Что еще за Приговор?
— С Чистильщиком?
— По-моему, так его называют, — словно извиняясь, ответил Чоудри.
Как ни странно, другое имя Чистильщику тоже подходило.
— Пожалуйста, — попросила я, — дай мне карри!
Чоудри кивнул, согнулся в полупоклоне и побежал на кухню. Я направилась к столу, за которым сидели пардайны.
Чистильщик повернулся ко мне:
— Зря ты не берешь трофеев. — Он хищно улыбнулся. — Я чую на тебе запах убийства.
— Я не могу носить на груди костяшки убитых врагов с таким изяществом, как некоторые! — Присев к ним за стол, я сказала пардайне: — Я Зелёная. Немного знакома с твоим спутником и лучше знакома с Трактирщиком.
Она кивнула:
— Твое имя мне известно.
По обычаю пардайнов, своего имени она не назвала. Она была стройной, наверное, самой стройной из всех пардайнов, что я видела, с рыжеватым мехом, который на груди и животе отливал почти в белизну. Ее мех ничто не прикрывало, как, впрочем, и у Чистильщика.

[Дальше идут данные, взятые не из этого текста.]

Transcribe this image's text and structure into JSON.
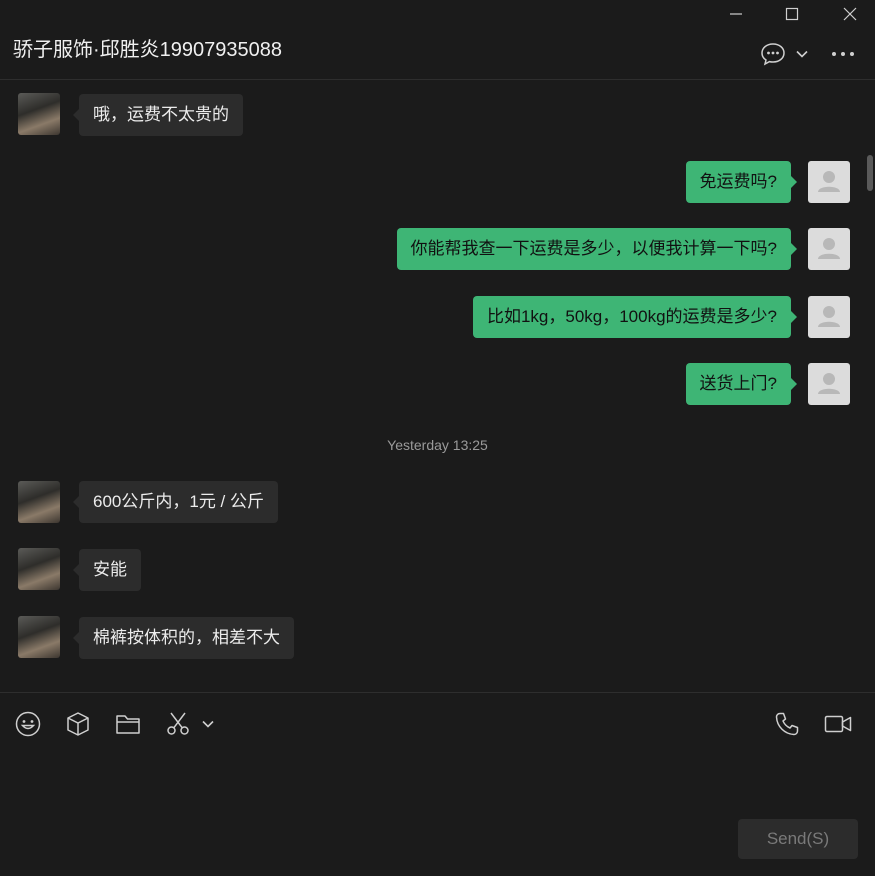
{
  "header": {
    "title": "骄子服饰·邱胜炎19907935088"
  },
  "icons": {
    "minimize": "minimize-icon",
    "maximize": "maximize-icon",
    "close": "close-icon",
    "chat": "chat-bubble-icon",
    "dropdown": "chevron-down-icon",
    "more": "more-icon",
    "emoji": "emoji-icon",
    "sticker": "cube-icon",
    "folder": "folder-icon",
    "scissors": "scissors-icon",
    "phone": "phone-icon",
    "video": "video-icon"
  },
  "messages": [
    {
      "side": "peer",
      "text": "哦，运费不太贵的"
    },
    {
      "side": "self",
      "text": "免运费吗?"
    },
    {
      "side": "self",
      "text": "你能帮我查一下运费是多少，以便我计算一下吗?"
    },
    {
      "side": "self",
      "text": "比如1kg，50kg，100kg的运费是多少?"
    },
    {
      "side": "self",
      "text": "送货上门?"
    },
    {
      "side": "time",
      "text": "Yesterday 13:25"
    },
    {
      "side": "peer",
      "text": "600公斤内，1元 / 公斤"
    },
    {
      "side": "peer",
      "text": "安能"
    },
    {
      "side": "peer",
      "text": "棉裤按体积的，相差不大"
    }
  ],
  "composer": {
    "value": "",
    "send_label": "Send(S)"
  },
  "colors": {
    "background": "#1b1b1b",
    "self_bubble": "#3eb575",
    "peer_bubble": "#2c2c2c"
  }
}
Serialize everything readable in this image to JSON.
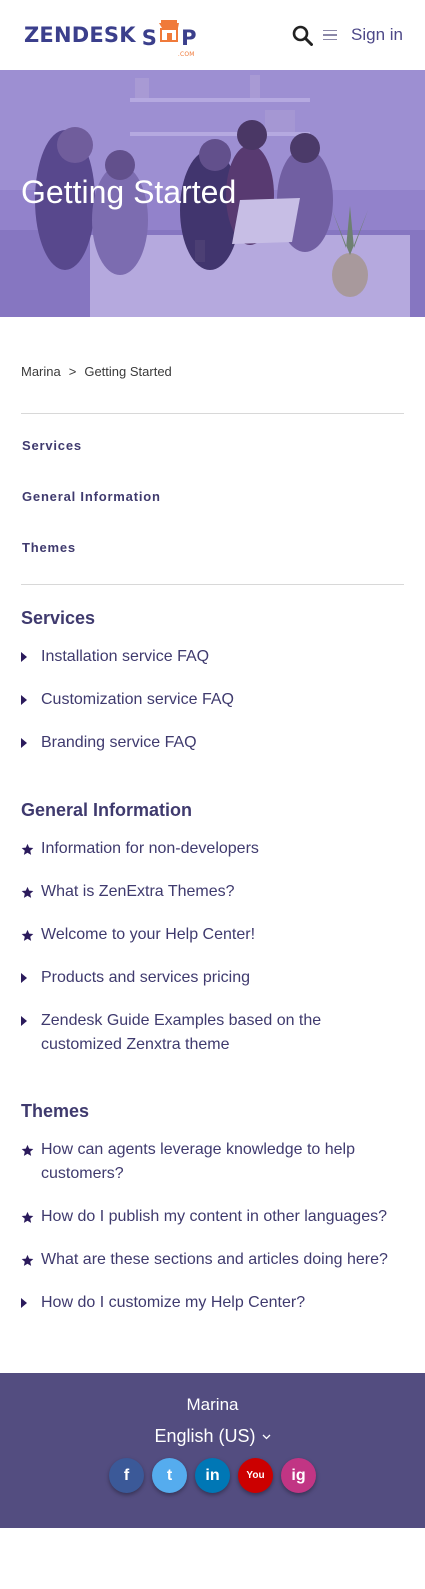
{
  "header": {
    "logo_word1": "ZENDESK",
    "logo_word2_pre": "S",
    "logo_word2_post": "P",
    "logo_dotcom": ".COM",
    "signin_label": "Sign in"
  },
  "hero": {
    "title": "Getting Started"
  },
  "breadcrumb": {
    "home": "Marina",
    "separator": ">",
    "current": "Getting Started"
  },
  "section_nav": [
    "Services",
    "General Information",
    "Themes"
  ],
  "sections": [
    {
      "title": "Services",
      "articles": [
        {
          "title": "Installation service FAQ",
          "icon": "caret-right-icon"
        },
        {
          "title": "Customization service FAQ",
          "icon": "caret-right-icon"
        },
        {
          "title": "Branding service FAQ",
          "icon": "caret-right-icon"
        }
      ]
    },
    {
      "title": "General Information",
      "articles": [
        {
          "title": "Information for non-developers",
          "icon": "star-icon"
        },
        {
          "title": "What is ZenExtra Themes?",
          "icon": "star-icon"
        },
        {
          "title": "Welcome to your Help Center!",
          "icon": "star-icon"
        },
        {
          "title": "Products and services pricing",
          "icon": "caret-right-icon"
        },
        {
          "title": "Zendesk Guide Examples based on the customized Zenxtra theme",
          "icon": "caret-right-icon"
        }
      ]
    },
    {
      "title": "Themes",
      "articles": [
        {
          "title": "How can agents leverage knowledge to help customers?",
          "icon": "star-icon"
        },
        {
          "title": "How do I publish my content in other languages?",
          "icon": "star-icon"
        },
        {
          "title": "What are these sections and articles doing here?",
          "icon": "star-icon"
        },
        {
          "title": "How do I customize my Help Center?",
          "icon": "caret-right-icon"
        }
      ]
    }
  ],
  "footer": {
    "brand": "Marina",
    "language": "English (US)",
    "social": [
      {
        "name": "facebook-icon",
        "glyph": "f",
        "color": "#3b5998"
      },
      {
        "name": "twitter-icon",
        "glyph": "t",
        "color": "#55acee"
      },
      {
        "name": "linkedin-icon",
        "glyph": "in",
        "color": "#0077b5"
      },
      {
        "name": "youtube-icon",
        "glyph": "You",
        "color": "#cc0000"
      },
      {
        "name": "instagram-icon",
        "glyph": "ig",
        "color": "#c13584"
      }
    ]
  },
  "colors": {
    "primary": "#3f3a6e",
    "footer_bg": "#534d80",
    "hero_overlay": "#7b62c9",
    "icon": "#2b1b5c"
  }
}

В отличие от постоянных жителей города, вроде Трактирщика или Танцовщицы, они не считали нужным следовать человеческой моде.
— Ты в центре схватки? — вежливо поинтересовался Чистильщик.

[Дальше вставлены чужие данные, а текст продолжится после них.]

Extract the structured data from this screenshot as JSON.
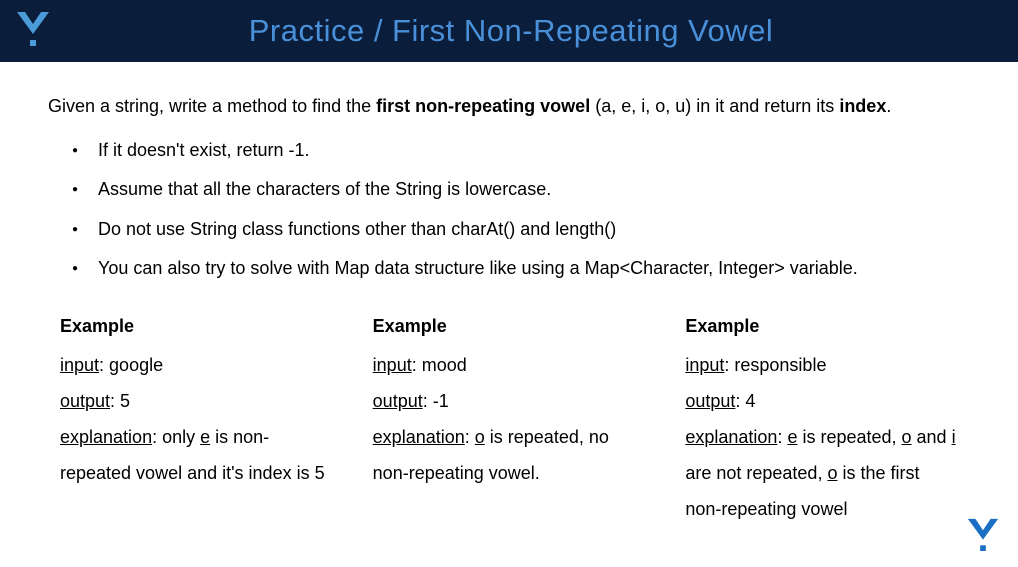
{
  "header": {
    "title": "Practice / First Non-Repeating Vowel"
  },
  "intro": {
    "prefix": "Given a string, write a method to find the ",
    "bold1": "first non-repeating vowel",
    "mid": " (a, e, i, o, u) in it and return its ",
    "bold2": "index",
    "suffix": "."
  },
  "bullets": [
    "If it doesn't exist, return -1.",
    "Assume that all the characters of the String is lowercase.",
    "Do not use String class functions other than charAt() and length()",
    "You can also try to solve with Map data structure like using a Map<Character, Integer> variable."
  ],
  "examples": [
    {
      "label": "Example",
      "input_label": "input",
      "input_value": ": google",
      "output_label": "output",
      "output_value": ": 5",
      "explanation_label": "explanation",
      "explanation_before": ": only ",
      "explanation_u1": "e",
      "explanation_after": " is non-repeated vowel and it's index is 5"
    },
    {
      "label": "Example",
      "input_label": "input",
      "input_value": ": mood",
      "output_label": "output",
      "output_value": ": -1",
      "explanation_label": "explanation",
      "explanation_before": ": ",
      "explanation_u1": "o",
      "explanation_after": " is repeated, no non-repeating vowel."
    },
    {
      "label": "Example",
      "input_label": "input",
      "input_value": ": responsible",
      "output_label": "output",
      "output_value": ": 4",
      "explanation_label": "explanation",
      "explanation_before": ": ",
      "explanation_u1": "e",
      "explanation_mid1": " is repeated, ",
      "explanation_u2": "o",
      "explanation_mid2": " and ",
      "explanation_u3": "i",
      "explanation_mid3": " are not repeated, ",
      "explanation_u4": "o",
      "explanation_after": " is the first non-repeating vowel"
    }
  ]
}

— В каком-то смысле — да. — Я не видела смысла лукавить. — Хочу уничтожить предводителя разбойников, который зверски уничтожает ваших сородичей. Мы надеемся схватить его до конца дня, застать его врасплох и неподготовленным.
— У тебя есть армия? — спросила рыжеватая пардайна.
— Нет. Но сегодня он в городе в другой личине, и у него тоже нет при себе армии. — Следующие слова застряли у меня в горле, но все же я их выговорила: — Недавно мне пришлось сразиться с ним… вместе со мной была Танцовщица. Мы бежали, спасая свою жизнь. Мне кажется, теперь я знаю, как его можно победить.
Чистильщик снова хищно оскалился:
— Где будет битва? Скажи, чтобы я в нужное время смог избежать ее.
— На Текстильной бирже. Перед заходом солнца. — Я положила ладони на столешницу. — Один мой союзник сейчас собирает силы, готовясь победить Чойбалсана его же оружием. Меня больше заботят его телесные защитники… Прежде чем сразиться с ним, я должна победить их.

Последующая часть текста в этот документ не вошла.